Erst jetzt ist es zu einer Einigung zwischen dem Grundstücksbesitzer und dem Kläger gekommen – sie macht endlich den Weg frei für die 1200 Wohnungen.

Eigentümer des großen Grundstücks ist die Instone Real Estate Group, einer der großen Projektentwickler für Wohnimmobilien. Nach Informationen der FR hat der Betreiber des benachbarten Rechenzentrums im Gallus nun seine Klage gegen den städtischen Bebauungsplan zurückgezogen. Mit der Moderation der Stadt Frankfurt unterschrieben beide Seiten eine Vereinbarung über das künftige Wohnquartier.

Dss Verfahren
Verfahren für städtische Bebauungspläne sind nach dem Baugesetzbuch vorgeschrieben.

So muss das Stadtparlament einen Aufstellungsbeschluss fassen. Es folgt eine Bürgeranhörung, dann die öffentliche Auslegung. Bürger können Einwände erheben. Am Ende steht ein Satzungsbeschluss. jg

Mark Gellert, Sprecher von Planungsdezernent Mike Josef (SPD), bestätigte auf Anfrage der FR die grundsätzliche Einigung beider Vertragspartner. Gegenwärtig stimmten die Stadt und die beiden Unternehmen noch eine Presseerklärung ab.

In dem Kontrakt wird festgehalten, dass sensible Teile des Rechenzentrums wie etwa die Kühlaggregate künftig eingehaust werden. So soll verhindert werden, dass es in Zukunft zu Beeinträchtigungen des Gewerbebetriebs durch das Wohnquartier kommt.

Cunitz hatte im Jahr 2013 fünfzehn Bebauungspläne für Wohnungen auf den Weg gebracht. Bis zu 15 000 Menschen sollten versorgt werden. Sechs Jahre später stehen nur auf zwei dieser Flächen bereits tatsächlich Wohnhäuser.

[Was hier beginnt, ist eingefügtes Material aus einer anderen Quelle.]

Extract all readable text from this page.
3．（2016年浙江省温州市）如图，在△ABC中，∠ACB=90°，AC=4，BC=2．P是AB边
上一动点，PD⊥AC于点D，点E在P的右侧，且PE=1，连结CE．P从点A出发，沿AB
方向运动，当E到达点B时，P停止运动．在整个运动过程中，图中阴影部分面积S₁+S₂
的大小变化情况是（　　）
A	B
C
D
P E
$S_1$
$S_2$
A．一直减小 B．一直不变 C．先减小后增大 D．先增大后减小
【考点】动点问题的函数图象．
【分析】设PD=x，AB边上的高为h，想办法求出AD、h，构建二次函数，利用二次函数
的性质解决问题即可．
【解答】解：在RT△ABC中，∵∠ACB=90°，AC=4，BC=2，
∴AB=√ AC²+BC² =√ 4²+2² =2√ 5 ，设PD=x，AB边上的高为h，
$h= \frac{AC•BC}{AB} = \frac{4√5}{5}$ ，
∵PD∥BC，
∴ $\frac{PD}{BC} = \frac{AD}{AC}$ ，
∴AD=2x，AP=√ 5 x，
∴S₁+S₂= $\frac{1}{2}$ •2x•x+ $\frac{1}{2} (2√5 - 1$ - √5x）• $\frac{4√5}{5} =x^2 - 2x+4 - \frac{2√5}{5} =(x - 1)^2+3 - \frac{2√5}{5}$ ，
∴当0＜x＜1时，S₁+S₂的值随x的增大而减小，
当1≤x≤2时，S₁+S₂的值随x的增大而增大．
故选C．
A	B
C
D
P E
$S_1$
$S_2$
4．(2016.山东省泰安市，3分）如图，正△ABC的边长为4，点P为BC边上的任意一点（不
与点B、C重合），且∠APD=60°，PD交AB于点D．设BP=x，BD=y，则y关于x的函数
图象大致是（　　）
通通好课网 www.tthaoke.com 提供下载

Wie Gellert sagte, handele es sich um eine kleine Wohnfläche südlich von Harheim, eine Arrondierung des bestehenden Stadtteils. Hier seien 85 Wohnungen entstanden. Auf dem Grundstück Ferdinand-Happ-Straße 2 im Ostend sind außerdem etwa 90 neue Wohnungen errichtet worden.

In einigen anderen Fällen rückten die konkreten Bauarbeiten zumindest näher. So solle an der Hanauer Landstraße in der Nähe des Osthafenplatzes im Jahre 2020 mit dem Bau von Wohnungen begonnen werden. Weit vorangeschritten seien die Bebauungspläne auch für die Bereiche nordöstlich der Anne-Frank-Siedlung und westlich der Nordweststadt. Im Verfahren sind noch städtische Bebauungspläne für das Fischerfeldviertel, für das Hilgenfeld, für das Quartier rund um die Breite Gasse im Osten der Innenstadt und für die Dieburger Straße.

Andere Bauvorhaben aus dem Jahr 2013 hat die Stadt mittlerweile aufgegeben.